The rain held off so that we could make it through our usual route. We made it home safe, sound and dry. More importantly, my timing was excellent in that we went on our usual tour (minus a couple of houses without lights on this year) and made it back by a quarter till eight, which was important because that was about the point that Notre Dame kicked off. All-in-all, it was a night filled with candy, ghost hunting, slutty cow girls, and football.

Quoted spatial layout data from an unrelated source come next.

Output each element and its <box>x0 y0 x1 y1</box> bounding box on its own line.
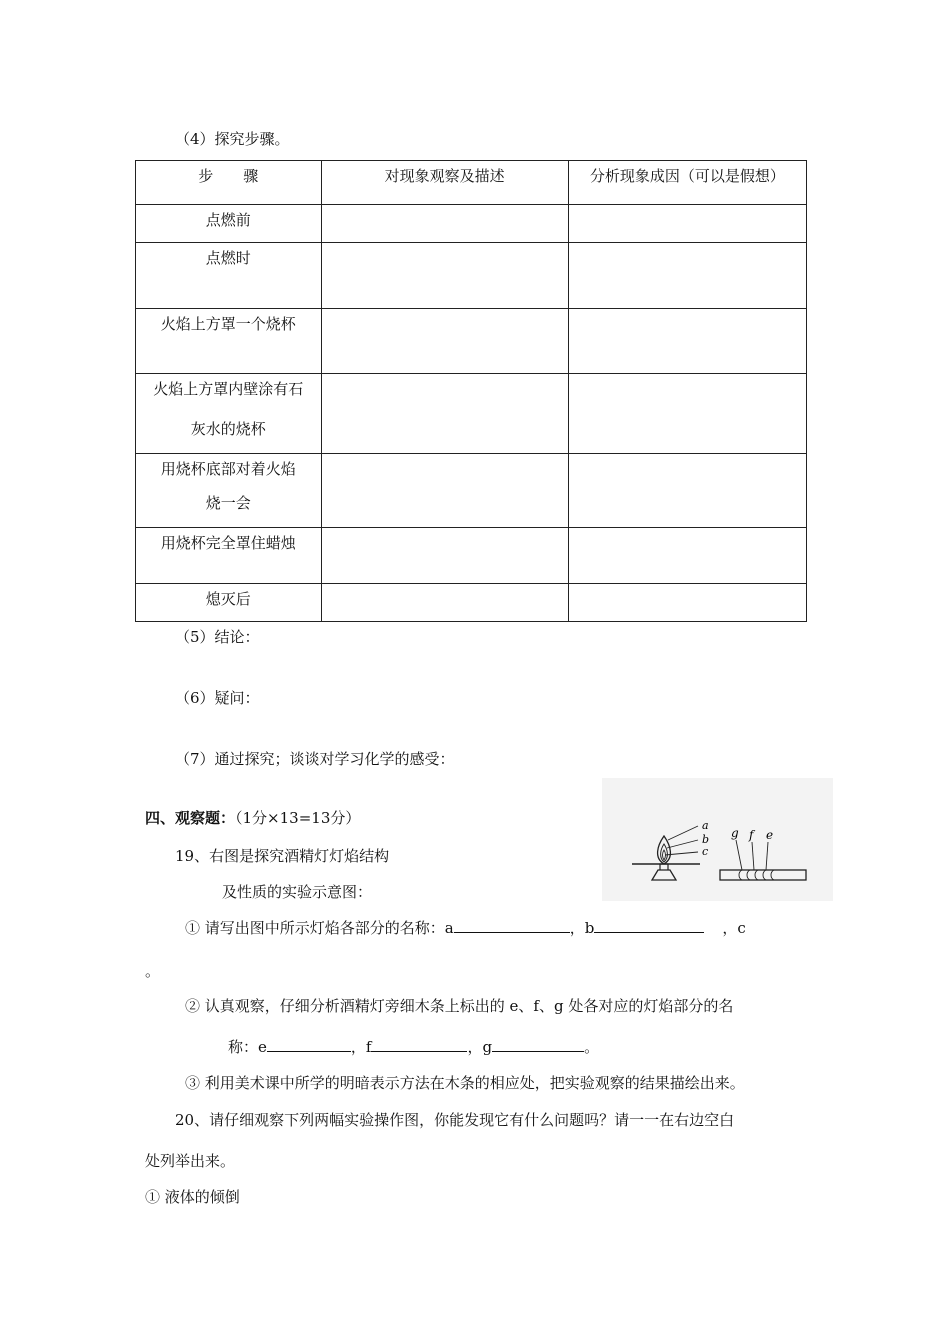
header-analysis: 分析现象成因（可以是假想） <box>568 161 806 205</box>
observation-cell[interactable] <box>321 243 568 309</box>
table-row <box>136 528 807 584</box>
observation-cell[interactable] <box>321 309 568 374</box>
step-cell: 火焰上方罩一个烧杯 <box>136 309 322 374</box>
label-g: g <box>731 826 739 840</box>
table-row <box>136 243 807 309</box>
step-cell: 火焰上方罩内壁涂有石 灰水的烧杯 <box>136 374 322 454</box>
observation-cell[interactable] <box>321 205 568 243</box>
step-cell: 点燃前 <box>136 205 322 243</box>
label-e: e <box>766 828 774 842</box>
q19-part1-sep-b: ，b <box>569 919 595 937</box>
q20-sub1: ① 液体的倾倒 <box>145 1188 240 1206</box>
table-row <box>136 205 807 243</box>
table-row <box>136 309 807 374</box>
q19-part2-sep-g: ，g <box>467 1038 493 1056</box>
header-observation: 对现象观察及描述 <box>321 161 568 205</box>
answer-blank-e[interactable] <box>267 1037 351 1052</box>
analysis-cell[interactable] <box>568 454 806 528</box>
section4-label: （4）探究步骤。 <box>175 130 290 148</box>
conclusion-label: （5）结论： <box>175 628 260 646</box>
label-a: a <box>702 819 709 832</box>
q19-part1-prefix: ① 请写出图中所示灯焰各部分的名称：a <box>185 919 454 937</box>
analysis-cell[interactable] <box>568 584 806 622</box>
step-cell: 熄灭后 <box>136 584 322 622</box>
q19-part1 <box>185 917 746 938</box>
alcohol-lamp-flame-diagram <box>602 778 833 901</box>
step-cell: 点燃时 <box>136 243 322 309</box>
step-cell: 用烧杯完全罩住蜡烛 <box>136 528 322 584</box>
section-title <box>145 807 360 828</box>
label-c: c <box>702 845 709 858</box>
observation-cell[interactable] <box>321 454 568 528</box>
answer-blank-b[interactable] <box>594 918 704 933</box>
q19-part3: ③ 利用美术课中所学的明暗表示方法在木条的相应处，把实验观察的结果描绘出来。 <box>185 1074 745 1092</box>
table-header-row <box>136 161 807 205</box>
section-title-bold: 四、观察题： <box>145 809 236 827</box>
question-label: （6）疑问： <box>175 689 260 707</box>
q19-part2-end: 。 <box>584 1038 600 1056</box>
label-f: f <box>749 828 754 842</box>
table-row <box>136 454 807 528</box>
q19-line2: 及性质的实验示意图： <box>222 883 373 901</box>
q19-line1: 19、右图是探究酒精灯灯焰结构 <box>175 847 390 865</box>
q20-line2: 处列举出来。 <box>145 1152 236 1170</box>
step-cell: 用烧杯底部对着火焰 烧一会 <box>136 454 322 528</box>
table-row <box>136 584 807 622</box>
q20-line1: 20、请仔细观察下列两幅实验操作图，你能发现它有什么问题吗？请一一在右边空白 <box>175 1111 735 1129</box>
analysis-cell[interactable] <box>568 309 806 374</box>
answer-blank-f[interactable] <box>371 1037 467 1052</box>
observation-cell[interactable] <box>321 374 568 454</box>
q19-part2-line1: ② 认真观察，仔细分析酒精灯旁细木条上标出的 e、f、g 处各对应的灯焰部分的名 <box>185 997 734 1015</box>
q19-part2-sep-f: ，f <box>350 1038 372 1056</box>
answer-blank-a[interactable] <box>454 918 570 933</box>
alcohol-lamp-figure <box>602 778 833 901</box>
observation-cell[interactable] <box>321 528 568 584</box>
q19-part2-line2 <box>228 1036 599 1057</box>
analysis-cell[interactable] <box>568 374 806 454</box>
analysis-cell[interactable] <box>568 528 806 584</box>
header-step: 步 骤 <box>136 161 322 205</box>
observation-cell[interactable] <box>321 584 568 622</box>
experiment-steps-table <box>135 160 807 622</box>
analysis-cell[interactable] <box>568 205 806 243</box>
q19-part1-end: 。 <box>145 962 161 980</box>
answer-blank-g[interactable] <box>492 1037 584 1052</box>
table-row <box>136 374 807 454</box>
q19-part1-sep-c: ，c <box>722 919 746 937</box>
q19-part2-prefix: 称：e <box>228 1038 267 1056</box>
analysis-cell[interactable] <box>568 243 806 309</box>
reflection-label: （7）通过探究；谈谈对学习化学的感受： <box>175 750 455 768</box>
label-b: b <box>702 833 710 846</box>
section-score: （1分×13=13分） <box>235 809 361 827</box>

Win-win-win-and-win.

I did, however, have one of those parenting faux pas last night. We were all watching Ghost Hunters on SyFy (even typing that causes me to shudder) and they were showing the top five most haunted places they had been. The one where they were in the lighthouse in Florida--where the ghost leans out over the railing to look at them--was on. This scared the little boy (he's five) and so he climbed up onto my lap and curled up into a little ball. I patted his little legs and he eventually began to drift off to sleep.

However, Golden Tate ran a touchdown in for Notre Dame and I said, loudly, "Touchdown!" which startled him awake. And then I felt bad. So I patted his little legs some more and he fell asleep on my lap until halftime, where I carried him up to his bed, read him a little story, and tucked him in for the night.

My daughter, however, was enthralled with the ghost hunting and was sitting with my wife, poring over the live-feed cameras that they had set up in this old, abandoned hospital in New Jersey. Eventually (around 10 o'clock), we had to pry her from the computer and television and force her into bed.

So, overall, it was a pretty good Halloween around these parts. I realize I'm a touch belated, but, Happy Halloween, everybody! I hope yours was as good as mine.

Now, I'm going to go do some more laundry and not watch Sports Voldemort square off against Dumbledore (the Packers) in the basement of the Ministry of Magic (Lambeau). We have more important things to watch down here in the Carolinas, like seeing just how many interceptions Jake DelHomme can throw to the Arizona Cardinals in one game this time. I'm putting the over/under at three and taking the over.